Algorithme thérapeutique des cancers bronchiques non à petites cellules avec fusion ALK, ROSI et RET - 08/10/25

Les réarrangements d’ALK (3 à 7 %), de ROS1 (1à 2 %) et de RET (1 à 2 %) différent épidémiologiquement des autres cancers bronchiques non à petites cellules et sont retrouvées plus fréquemment chez des patients plus jeunes, petit fumeur ou non-fumeur, et majoritairement des adénocarcinomes. Plusieurs partenaires de fusion sont identifiés pour chacun de ces gènes dont certains en commun. L’identification de ces altérations génomique est indispensable dès le diagnostic initial de CBNPC avancé afin d’optimiser le choix du traitement de 1^ère ligne et d’orienter les patients vers des thérapies ciblées efficaces et d’éviter des thérapeutiques inefficaces telles que l’immunothérapie en monothérapie ou des séquences à risque toxique. Chez les patients ALK, le standard de traitement de première ligne est le lorlatinib avec un taux de survie sans progression à 5 ans de 60 % et une efficacité cérébrale majeure. Les mécanismes de résistance postlorlatinib en 1^ère ligne semblent être indépendants d’ALKet la chimiothérapie reste pour le moment le standard. Pour les patients ayant reçu du brigatinib ou de l’alectinib, le choix du traitement de seconde ligne est basé sur la recherche de mécanisme de résistance. Le neladalkib, un inhibiteur de 4^ème génération est actuellement disponible dans le cadre d’un accès précoce. Chez les patients ROS1, le crizotinib est l’inhibiteur actuellement autorisé, bien que des molécules plus récentes, comme le taletrectinib ou le zidesamtinib (disponible dans le cadre d’un accès précoce), soient prometteuses. Enfin, chez les patients RET, le selpercatinib, est le traitement de référence dès la 1^ère ligne.

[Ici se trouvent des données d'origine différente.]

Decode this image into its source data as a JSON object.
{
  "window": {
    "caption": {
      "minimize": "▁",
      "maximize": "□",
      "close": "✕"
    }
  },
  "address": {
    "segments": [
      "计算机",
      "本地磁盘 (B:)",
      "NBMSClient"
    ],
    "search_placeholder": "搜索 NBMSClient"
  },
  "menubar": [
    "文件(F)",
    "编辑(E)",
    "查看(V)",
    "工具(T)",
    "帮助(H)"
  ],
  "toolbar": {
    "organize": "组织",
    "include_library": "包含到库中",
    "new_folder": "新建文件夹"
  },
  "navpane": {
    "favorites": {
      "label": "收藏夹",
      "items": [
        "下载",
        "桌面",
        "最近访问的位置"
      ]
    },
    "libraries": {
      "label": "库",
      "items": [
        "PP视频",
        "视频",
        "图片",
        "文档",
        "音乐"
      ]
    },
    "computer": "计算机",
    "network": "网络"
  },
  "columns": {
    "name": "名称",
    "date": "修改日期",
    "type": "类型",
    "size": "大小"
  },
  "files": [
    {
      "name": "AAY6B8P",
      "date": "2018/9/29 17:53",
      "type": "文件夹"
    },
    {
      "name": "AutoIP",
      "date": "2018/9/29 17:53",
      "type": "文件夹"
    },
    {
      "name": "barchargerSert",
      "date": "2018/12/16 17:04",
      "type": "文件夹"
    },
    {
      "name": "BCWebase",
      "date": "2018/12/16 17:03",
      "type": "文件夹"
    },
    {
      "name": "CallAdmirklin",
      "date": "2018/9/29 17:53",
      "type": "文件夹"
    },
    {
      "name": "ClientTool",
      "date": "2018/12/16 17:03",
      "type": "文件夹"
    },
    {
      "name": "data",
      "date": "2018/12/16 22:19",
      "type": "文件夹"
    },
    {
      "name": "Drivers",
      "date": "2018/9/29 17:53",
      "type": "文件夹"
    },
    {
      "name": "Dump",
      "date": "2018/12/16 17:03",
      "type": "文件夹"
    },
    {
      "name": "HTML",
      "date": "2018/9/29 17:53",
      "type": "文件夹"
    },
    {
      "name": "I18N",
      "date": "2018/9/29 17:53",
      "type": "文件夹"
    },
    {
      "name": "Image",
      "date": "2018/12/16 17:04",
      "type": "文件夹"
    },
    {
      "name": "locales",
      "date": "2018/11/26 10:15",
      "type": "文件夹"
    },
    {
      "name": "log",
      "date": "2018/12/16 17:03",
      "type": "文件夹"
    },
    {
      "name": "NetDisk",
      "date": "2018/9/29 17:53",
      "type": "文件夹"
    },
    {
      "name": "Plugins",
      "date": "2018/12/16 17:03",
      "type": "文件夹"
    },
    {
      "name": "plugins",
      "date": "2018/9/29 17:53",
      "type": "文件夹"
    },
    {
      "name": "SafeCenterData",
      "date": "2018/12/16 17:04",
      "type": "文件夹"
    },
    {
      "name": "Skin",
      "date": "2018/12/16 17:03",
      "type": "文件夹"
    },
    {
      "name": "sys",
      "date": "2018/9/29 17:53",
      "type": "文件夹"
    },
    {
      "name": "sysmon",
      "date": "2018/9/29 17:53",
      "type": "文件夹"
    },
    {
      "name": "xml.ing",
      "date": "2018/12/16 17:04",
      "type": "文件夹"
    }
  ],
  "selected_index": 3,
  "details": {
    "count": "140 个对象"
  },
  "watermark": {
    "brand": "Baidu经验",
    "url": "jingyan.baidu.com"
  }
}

ALK (3-7%), ROS1 (1-2%), and RET (1-2%) rearrangements differ epidemiologically from other non-small cell lung cancers. They are more frequently observed in younger patients, light or never smokers, and are predominantly associated with adenocarcinoma histology. Several fusion partners have been identified for each of these genes, with some partners shared across targets. Identifying these genomic alterations at the time of initial diagnosis in advanced non-small cell lung cancer patients is essential to guide first-line treatment decisions, direct patients toward effective targeted therapies, and avoid ineffective strategies such as immune checkpoint inhibitors in monotherapy or potentially toxic treatment sequences. In patients with ALK rearrangements, lorlatinib is the first-line standard, with a 5-year progression-free survival (PFS) rate of 60% and remarkable intracranial efficacy. Post-lorlatinib resistance mechanisms in first-line therapy appear to be ALK-independent, and chemotherapy currently remains the standard second-line option. In patients previously treated with brigatinib or alectinib, secondline therapy should be guided by the identification of resistance mechanisms. Neladalkib, a fourth-generation ALK inhibitor, is currently available through an early access program. For ROSI-rearranged non-small cell lung cancers, crizotinib is the only approved targeted therapy to date, although agents such as taletrectinib and zidesamtinib (also available through early access) show promising activity. Finally, for RET-rearranged non-small cell lung cancers, selpercatinib is now the standard of care from the first-line setting, offering significant clinical benefit.